Há uma lei essencial da alegoria que vários autores repetem e que S. Jerónimo formula da seguinte maneira: a porta oriental do Templo, da qual surge a verdadeira luz e pela qual entra e sai o sumo-sacerdote, está sempre fechada, e só se abre a Cristo que tem a chave de David, que abre e ninguém fecha: fecha e ninguém abre. Nesta simples frase, com toda a beleza poética e majestade bíblica, Jerónimo, por uma série de referências em cadeia que passam pelo Profeta Ezequiel, pelo Apocalipse e pelo Cântico dos Cânticos, Jerónimo, digo, repete um princípio que, como já referimos, se encontra no comentário ao Apocalipse de Vitorino de Petau: a chave do Antigo Testamento é o próprio Cristo.

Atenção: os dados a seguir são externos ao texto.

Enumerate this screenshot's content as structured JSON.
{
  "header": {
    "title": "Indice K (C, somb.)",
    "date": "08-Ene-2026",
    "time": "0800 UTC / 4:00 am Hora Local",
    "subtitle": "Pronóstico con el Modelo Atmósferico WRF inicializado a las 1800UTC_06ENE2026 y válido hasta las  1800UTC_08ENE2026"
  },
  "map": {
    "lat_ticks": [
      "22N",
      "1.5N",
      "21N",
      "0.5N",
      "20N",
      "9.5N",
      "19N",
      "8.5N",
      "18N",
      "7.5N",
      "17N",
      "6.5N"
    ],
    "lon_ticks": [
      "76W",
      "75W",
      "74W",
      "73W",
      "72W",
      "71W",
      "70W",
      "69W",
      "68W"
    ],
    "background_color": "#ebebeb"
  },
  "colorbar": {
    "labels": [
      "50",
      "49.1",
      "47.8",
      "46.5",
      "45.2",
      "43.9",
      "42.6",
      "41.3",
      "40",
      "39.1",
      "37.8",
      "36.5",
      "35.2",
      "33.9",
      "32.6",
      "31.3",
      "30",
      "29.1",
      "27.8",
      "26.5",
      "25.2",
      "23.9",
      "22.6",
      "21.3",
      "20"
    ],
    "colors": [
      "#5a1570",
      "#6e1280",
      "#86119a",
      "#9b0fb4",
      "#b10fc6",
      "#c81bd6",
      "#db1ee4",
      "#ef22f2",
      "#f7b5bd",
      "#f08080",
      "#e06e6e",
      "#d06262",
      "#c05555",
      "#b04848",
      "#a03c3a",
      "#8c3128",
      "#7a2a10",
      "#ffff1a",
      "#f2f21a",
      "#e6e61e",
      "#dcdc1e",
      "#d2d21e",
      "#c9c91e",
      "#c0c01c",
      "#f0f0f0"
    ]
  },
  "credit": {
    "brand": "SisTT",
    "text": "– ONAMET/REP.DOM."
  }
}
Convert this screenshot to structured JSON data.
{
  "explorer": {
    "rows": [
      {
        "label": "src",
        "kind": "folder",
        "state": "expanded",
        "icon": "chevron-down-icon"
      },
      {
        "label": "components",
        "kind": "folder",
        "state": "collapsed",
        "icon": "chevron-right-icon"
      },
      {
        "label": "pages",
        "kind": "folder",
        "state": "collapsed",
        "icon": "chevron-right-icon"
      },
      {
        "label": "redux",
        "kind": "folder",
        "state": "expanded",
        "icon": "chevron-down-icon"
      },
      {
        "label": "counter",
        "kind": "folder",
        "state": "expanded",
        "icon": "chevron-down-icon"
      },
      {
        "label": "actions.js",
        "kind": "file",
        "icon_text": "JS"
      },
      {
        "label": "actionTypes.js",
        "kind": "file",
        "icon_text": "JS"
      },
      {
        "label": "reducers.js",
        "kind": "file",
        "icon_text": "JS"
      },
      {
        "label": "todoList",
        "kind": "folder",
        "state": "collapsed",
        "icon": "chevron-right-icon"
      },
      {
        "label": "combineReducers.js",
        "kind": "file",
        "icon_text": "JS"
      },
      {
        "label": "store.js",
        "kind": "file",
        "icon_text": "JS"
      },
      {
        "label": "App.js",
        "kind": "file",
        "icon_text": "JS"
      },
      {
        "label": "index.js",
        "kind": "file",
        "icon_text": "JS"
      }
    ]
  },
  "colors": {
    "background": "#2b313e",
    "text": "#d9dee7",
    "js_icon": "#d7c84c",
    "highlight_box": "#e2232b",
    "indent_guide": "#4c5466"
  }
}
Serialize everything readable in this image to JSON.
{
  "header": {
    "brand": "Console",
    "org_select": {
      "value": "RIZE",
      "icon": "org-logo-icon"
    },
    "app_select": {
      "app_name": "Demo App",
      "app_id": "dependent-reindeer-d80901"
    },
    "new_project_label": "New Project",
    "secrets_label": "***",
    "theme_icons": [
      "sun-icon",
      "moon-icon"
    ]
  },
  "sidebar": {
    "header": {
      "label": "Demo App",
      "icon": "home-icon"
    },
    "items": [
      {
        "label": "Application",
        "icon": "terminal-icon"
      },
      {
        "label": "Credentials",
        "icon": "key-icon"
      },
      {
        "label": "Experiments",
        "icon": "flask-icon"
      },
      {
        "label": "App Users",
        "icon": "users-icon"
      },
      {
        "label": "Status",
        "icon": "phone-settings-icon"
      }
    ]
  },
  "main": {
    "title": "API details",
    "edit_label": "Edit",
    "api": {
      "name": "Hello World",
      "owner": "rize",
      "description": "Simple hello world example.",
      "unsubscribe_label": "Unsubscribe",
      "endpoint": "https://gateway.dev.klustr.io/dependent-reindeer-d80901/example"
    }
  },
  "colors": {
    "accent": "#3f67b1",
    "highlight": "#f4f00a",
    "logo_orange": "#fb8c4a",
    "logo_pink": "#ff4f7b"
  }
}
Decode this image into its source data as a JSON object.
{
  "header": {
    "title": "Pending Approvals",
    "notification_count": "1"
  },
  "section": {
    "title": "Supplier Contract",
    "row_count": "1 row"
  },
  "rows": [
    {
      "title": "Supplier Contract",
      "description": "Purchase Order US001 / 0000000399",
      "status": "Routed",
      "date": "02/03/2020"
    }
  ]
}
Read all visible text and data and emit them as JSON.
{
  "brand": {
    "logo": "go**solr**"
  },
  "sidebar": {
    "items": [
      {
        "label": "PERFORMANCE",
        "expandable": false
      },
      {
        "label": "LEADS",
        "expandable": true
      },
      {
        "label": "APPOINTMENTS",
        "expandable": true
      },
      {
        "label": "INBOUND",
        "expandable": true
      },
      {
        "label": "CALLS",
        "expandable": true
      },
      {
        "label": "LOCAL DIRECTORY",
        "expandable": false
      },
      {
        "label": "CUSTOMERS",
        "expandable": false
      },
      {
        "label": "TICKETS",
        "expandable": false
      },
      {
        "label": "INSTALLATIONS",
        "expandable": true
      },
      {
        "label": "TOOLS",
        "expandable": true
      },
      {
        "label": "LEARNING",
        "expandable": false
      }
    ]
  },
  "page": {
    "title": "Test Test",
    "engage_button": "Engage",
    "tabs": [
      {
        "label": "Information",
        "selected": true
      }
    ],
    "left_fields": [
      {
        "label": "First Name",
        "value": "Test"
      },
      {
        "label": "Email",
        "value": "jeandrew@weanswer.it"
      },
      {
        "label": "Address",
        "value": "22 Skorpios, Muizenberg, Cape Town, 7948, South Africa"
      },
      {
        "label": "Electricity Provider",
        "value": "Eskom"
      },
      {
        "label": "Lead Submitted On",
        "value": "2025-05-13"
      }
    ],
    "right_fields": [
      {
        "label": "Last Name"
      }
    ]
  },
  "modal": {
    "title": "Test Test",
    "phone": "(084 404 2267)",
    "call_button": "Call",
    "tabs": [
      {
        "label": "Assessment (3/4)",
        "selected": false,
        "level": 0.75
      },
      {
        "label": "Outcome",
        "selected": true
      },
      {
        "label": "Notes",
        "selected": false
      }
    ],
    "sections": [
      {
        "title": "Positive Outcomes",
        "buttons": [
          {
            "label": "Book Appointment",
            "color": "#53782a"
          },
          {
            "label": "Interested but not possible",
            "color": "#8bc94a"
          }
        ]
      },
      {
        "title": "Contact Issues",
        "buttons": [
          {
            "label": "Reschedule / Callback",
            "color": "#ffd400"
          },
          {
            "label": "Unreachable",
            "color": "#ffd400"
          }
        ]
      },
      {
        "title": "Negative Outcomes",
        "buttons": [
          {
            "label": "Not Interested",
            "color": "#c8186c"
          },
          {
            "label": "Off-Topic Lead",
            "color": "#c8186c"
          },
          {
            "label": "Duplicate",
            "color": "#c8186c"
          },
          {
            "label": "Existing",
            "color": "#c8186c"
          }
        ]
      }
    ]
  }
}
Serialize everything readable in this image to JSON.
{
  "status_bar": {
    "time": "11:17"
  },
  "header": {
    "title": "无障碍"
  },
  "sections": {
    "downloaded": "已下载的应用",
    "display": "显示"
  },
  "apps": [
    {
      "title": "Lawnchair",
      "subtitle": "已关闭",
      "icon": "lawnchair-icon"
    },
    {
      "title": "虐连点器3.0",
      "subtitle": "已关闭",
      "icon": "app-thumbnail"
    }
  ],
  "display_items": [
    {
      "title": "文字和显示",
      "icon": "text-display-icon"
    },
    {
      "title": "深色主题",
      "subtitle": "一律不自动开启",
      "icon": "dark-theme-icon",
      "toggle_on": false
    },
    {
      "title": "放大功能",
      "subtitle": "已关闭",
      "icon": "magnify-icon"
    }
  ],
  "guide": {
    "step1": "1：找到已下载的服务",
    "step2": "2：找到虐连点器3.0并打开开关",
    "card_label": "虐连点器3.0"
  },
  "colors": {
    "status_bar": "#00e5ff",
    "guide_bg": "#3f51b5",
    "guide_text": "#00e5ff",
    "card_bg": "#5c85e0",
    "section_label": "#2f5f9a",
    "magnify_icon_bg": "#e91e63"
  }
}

A interpretação alegórica, ou simplesmente o comentário bíblico medieval é, deste modo, como que assimilado aos passos da tradição bíblica em que se fala da apertio tibrí. É-lhe conferida uma dignidade e uma sublimidade que ultrapassa a simples interpretação de um texto. Por trás disso, está a leitura do plano de Deus, sobre o sentido da vida humana, do drama da história, da criação e do universo. Mas por Ser uma tarefa grandiosa reservada a santos varões de reconhecida idoneidade, e atentamente vigiada pela Igreja para assegurar a sua ortodoxia, criou desde cedo uma certa padronização». In Arnaldo Espírito Santo, Da Decifração em Textos Medievais, IV Colóquio da Secção Portuguesa da Associação Hispânica de Literatura Medieval, Lisboa 2002, Edições Colibri, Lisboa, 2003, ISBN 972-772-425-6.